Copyleft Licensing: Applying GPLv3 Termination to GPLv2-licensed Works

By Eben Moglen | November 27, 2017

Today a coalition of major companies—led by Red Hat and including Google, IBM and Facebook—who create, modify and distribute FOSS under copyleft licenses have committed to the use of GPLv3’s approach to license termination for all their works published under the terms of GPLv2 and LGPLv2.1. Following last month’s statement to similar effect by the developers of the Linux kernel, the world’s most widely-used GPLv2 program, today’s announcement establishes a broad consensus in favor of the “notice and cure period” approach to first-time infringement issues that Richard Stallman and I adopted in GPLv3 more than a decade ago. This adoption of GPLv3’s approach for GPLv2 programs is an enormously important step in securing the long-term viability of copyleft licensing. All computer users who wish to see their rights respected by the technology they use are better off.

GPLv2, which was written by Richard Stallman and Jerry Cohen, is a masterpiece of legal innovation and durability. First released in mid-1991, GPLv2 transformed thinking around the world about the viability of copyright commons, and gave birth to a range of “share alike” licensing institutions, not only for software but for all forms of digital culture. It is still in unmodified use after more than a quarter-century, attaining a degree of institutional stability more often associated with statutes and constitutions than with transactional documents like copyright licenses.

In the early years of free software, building respect for GPL’s copyleft requirements could not have occurred without the automatic termination of the license in the event of breach, as called for in GPLv2 § 4. The leverage created by automatic termination was necessary to prevent parties from exhausting the scant resources Richard Stallman and I had available to ensure compliant distribution of copylefted software.

But by the middle of last decade, when Richard and I began intensive work on drafting, publicly discussing, and promulgating GPLv3, automatic termination clearly posed offsetting risks that reduced its value.

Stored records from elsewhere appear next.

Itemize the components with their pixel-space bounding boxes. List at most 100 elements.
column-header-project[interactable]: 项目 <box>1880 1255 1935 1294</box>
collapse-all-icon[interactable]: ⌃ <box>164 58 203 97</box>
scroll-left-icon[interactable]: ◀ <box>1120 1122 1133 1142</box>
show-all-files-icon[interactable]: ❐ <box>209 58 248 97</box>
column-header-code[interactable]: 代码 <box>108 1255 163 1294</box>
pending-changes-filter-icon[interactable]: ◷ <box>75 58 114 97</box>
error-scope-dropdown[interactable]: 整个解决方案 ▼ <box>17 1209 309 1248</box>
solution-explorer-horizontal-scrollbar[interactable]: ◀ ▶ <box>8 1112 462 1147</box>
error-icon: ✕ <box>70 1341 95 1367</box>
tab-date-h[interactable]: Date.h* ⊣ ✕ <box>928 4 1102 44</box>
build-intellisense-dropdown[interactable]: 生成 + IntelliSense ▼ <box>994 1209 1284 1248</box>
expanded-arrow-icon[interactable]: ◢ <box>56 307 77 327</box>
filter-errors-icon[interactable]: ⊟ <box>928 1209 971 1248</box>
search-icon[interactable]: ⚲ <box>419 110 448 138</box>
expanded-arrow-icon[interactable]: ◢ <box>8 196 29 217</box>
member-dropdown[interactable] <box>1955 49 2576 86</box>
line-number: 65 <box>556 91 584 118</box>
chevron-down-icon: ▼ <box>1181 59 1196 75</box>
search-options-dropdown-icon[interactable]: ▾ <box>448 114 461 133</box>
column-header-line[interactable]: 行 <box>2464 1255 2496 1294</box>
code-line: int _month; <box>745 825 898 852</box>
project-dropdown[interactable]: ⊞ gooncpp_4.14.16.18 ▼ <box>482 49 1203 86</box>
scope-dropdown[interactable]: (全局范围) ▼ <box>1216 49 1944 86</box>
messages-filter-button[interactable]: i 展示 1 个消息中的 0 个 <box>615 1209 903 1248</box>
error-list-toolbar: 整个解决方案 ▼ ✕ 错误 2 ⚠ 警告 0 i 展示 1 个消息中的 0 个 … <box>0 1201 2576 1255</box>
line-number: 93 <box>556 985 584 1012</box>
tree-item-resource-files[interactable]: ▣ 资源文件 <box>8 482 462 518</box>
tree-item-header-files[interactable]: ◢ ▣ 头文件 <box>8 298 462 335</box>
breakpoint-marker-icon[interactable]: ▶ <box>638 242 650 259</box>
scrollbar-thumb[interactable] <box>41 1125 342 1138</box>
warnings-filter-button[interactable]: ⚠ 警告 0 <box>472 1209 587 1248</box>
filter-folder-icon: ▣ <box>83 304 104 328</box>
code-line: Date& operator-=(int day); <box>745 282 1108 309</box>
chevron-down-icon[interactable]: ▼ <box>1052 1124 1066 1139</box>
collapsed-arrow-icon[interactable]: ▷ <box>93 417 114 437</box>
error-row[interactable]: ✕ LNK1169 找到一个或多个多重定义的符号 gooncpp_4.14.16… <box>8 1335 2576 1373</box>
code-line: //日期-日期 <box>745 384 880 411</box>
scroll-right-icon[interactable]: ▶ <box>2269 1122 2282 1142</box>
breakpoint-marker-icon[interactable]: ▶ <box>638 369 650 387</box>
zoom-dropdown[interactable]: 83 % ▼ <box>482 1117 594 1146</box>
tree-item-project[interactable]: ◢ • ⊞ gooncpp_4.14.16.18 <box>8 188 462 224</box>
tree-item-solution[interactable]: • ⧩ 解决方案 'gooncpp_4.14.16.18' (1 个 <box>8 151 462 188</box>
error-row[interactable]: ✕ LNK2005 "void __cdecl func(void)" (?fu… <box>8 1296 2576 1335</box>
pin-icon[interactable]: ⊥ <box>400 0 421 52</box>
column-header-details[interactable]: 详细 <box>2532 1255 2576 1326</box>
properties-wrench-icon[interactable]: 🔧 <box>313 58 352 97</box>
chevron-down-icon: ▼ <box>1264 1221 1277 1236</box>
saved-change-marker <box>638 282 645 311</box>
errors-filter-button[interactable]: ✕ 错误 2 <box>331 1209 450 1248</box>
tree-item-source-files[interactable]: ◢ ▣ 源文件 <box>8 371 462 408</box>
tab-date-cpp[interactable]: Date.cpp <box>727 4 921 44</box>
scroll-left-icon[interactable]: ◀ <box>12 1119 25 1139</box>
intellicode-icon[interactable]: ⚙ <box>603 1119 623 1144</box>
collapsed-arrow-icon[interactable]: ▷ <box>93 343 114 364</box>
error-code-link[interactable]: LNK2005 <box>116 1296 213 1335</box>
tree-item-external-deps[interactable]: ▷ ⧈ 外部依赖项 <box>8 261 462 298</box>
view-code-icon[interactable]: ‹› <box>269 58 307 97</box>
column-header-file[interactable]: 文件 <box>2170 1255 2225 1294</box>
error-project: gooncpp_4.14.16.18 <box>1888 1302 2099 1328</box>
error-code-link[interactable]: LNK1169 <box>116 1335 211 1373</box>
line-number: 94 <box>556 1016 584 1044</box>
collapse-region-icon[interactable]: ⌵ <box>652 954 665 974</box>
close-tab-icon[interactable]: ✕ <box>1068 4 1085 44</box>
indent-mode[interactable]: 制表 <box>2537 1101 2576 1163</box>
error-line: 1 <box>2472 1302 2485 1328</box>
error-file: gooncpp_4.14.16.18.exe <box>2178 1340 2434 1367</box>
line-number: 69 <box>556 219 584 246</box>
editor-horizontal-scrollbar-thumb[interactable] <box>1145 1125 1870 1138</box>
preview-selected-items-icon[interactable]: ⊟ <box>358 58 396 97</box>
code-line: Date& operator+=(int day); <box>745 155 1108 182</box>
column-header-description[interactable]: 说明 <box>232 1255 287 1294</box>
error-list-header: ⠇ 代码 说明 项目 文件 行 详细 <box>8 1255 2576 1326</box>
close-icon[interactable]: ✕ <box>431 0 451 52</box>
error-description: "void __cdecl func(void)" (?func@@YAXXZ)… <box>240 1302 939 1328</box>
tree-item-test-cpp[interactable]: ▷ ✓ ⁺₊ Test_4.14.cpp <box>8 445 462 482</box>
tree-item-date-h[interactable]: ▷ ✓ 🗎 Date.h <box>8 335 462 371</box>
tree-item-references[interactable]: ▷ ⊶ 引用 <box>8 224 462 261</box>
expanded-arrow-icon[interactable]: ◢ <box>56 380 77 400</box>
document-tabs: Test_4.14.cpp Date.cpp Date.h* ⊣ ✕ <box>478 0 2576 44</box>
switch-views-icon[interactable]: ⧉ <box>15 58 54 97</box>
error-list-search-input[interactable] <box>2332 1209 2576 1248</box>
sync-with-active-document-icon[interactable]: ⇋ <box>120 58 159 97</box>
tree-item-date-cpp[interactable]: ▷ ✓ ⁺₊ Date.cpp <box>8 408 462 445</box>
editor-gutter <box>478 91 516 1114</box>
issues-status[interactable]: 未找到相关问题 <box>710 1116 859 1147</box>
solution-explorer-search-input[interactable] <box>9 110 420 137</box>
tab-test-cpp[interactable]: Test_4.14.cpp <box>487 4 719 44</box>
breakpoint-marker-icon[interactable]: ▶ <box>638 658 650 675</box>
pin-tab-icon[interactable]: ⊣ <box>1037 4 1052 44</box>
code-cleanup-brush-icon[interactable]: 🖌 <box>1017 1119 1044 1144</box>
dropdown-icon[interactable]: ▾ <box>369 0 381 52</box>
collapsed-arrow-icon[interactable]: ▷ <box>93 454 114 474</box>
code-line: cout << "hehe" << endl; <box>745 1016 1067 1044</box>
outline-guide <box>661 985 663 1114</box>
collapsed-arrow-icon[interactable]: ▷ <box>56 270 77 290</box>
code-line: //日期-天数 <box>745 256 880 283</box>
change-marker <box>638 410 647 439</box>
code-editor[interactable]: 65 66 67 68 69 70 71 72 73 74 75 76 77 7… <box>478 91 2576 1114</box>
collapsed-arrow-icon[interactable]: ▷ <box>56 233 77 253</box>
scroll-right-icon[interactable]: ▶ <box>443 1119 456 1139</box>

The scale of free software’s adoption—orders of magnitude larger than could be forecast in 1991, and in particular the immense adoption of embedded free software in physical devices—made automatic termination a risk difficult to manage. Potentially hundreds of automatically-terminated licenses in a device stack resulting from an inadvertent error in the packaging of the device, and other similar cases, might well drive manufacturers away from copyleft altogether. Hence our decision to adopt a brief “cure period” after notice of first-time infringement, allowing parties to come into compliance without loss of rights to distribute, in GPLv3 § 8.

With respect to GPLv3, this modified termination approach has served well since the adoption of the license in 2007. Problems of “on again, off again” sham compliance have not appeared, because only the first infringement is subject to the “notice and cure period” provision. Negotiated settlement through non-contentious dialogue has remained the primary mode of securing respect for the license’s terms. Few issues of widespread or persistent violation of GPLv3’s terms have been seen, suggesting that the balance struck in GPLv3 § 8 has been at little or no cost to the protection of users’ rights.

The persistence of automatic termination under GPLv2 § 4, however, has caused problems of the types that Richard Stallman and I foresaw last decade. Both opportunistic monetizing and overzealous litigious enforcement have occurred. The perception of “copyright trolling” has created pressure among manufacturers to move away from copylefted programs to “permissively” licensed substitutes. Litigation designed to bring public attention to zealously committed enforcers, but brought on insufficient preparation, has been lost in the early stage for evident inadequacy of proof, thus destroying the reputation for infallible legal accuracy that Richard and I painstakingly constructed over decades. The overall result has been less respect for copyleft.

Anytime a copylefted computer program is replaced in someone’s device by a “permissively-licensed” program, that person loses some of her rights. Pressure against copyleft is now increasingly reducing users’ rights to see crucial source code in the devices that increasingly run their lives.

Moving to GPLv3-style termination for GPLv2 programs will provide better legal certainty for manufacturers and users, without any cost to the rights-protection function of copyleft, as our experience with GPLv3 has shown. The Linux kernel developers, the Free Software Foundation, and other community parties have backed this change. The Linux Foundation has used its influence as the industry’s most important trade association to promote and further it. Now, some of the largest makers and distributors of GPLv2 software in the global IT industry have turned that community consensus into enforceable legal commitments of their own. Red Hat’s involvement in these issues goes back to their presence in the GPLv3 public discussion process, as does IBM’s. Its leadership role in the present coalition is born of long consideration.

I hope that other leading industry parties who use GPLv2 as a license for software they produce will soon join this coalition. By doing so, they will be helping all of us, producers and users, to maintain the health of the copyleft ecosystem. The importance of copyleft in protecting the privacy and other civil rights of users has never been clearer, in the long history of the free software movement and its licenses, than it is right now.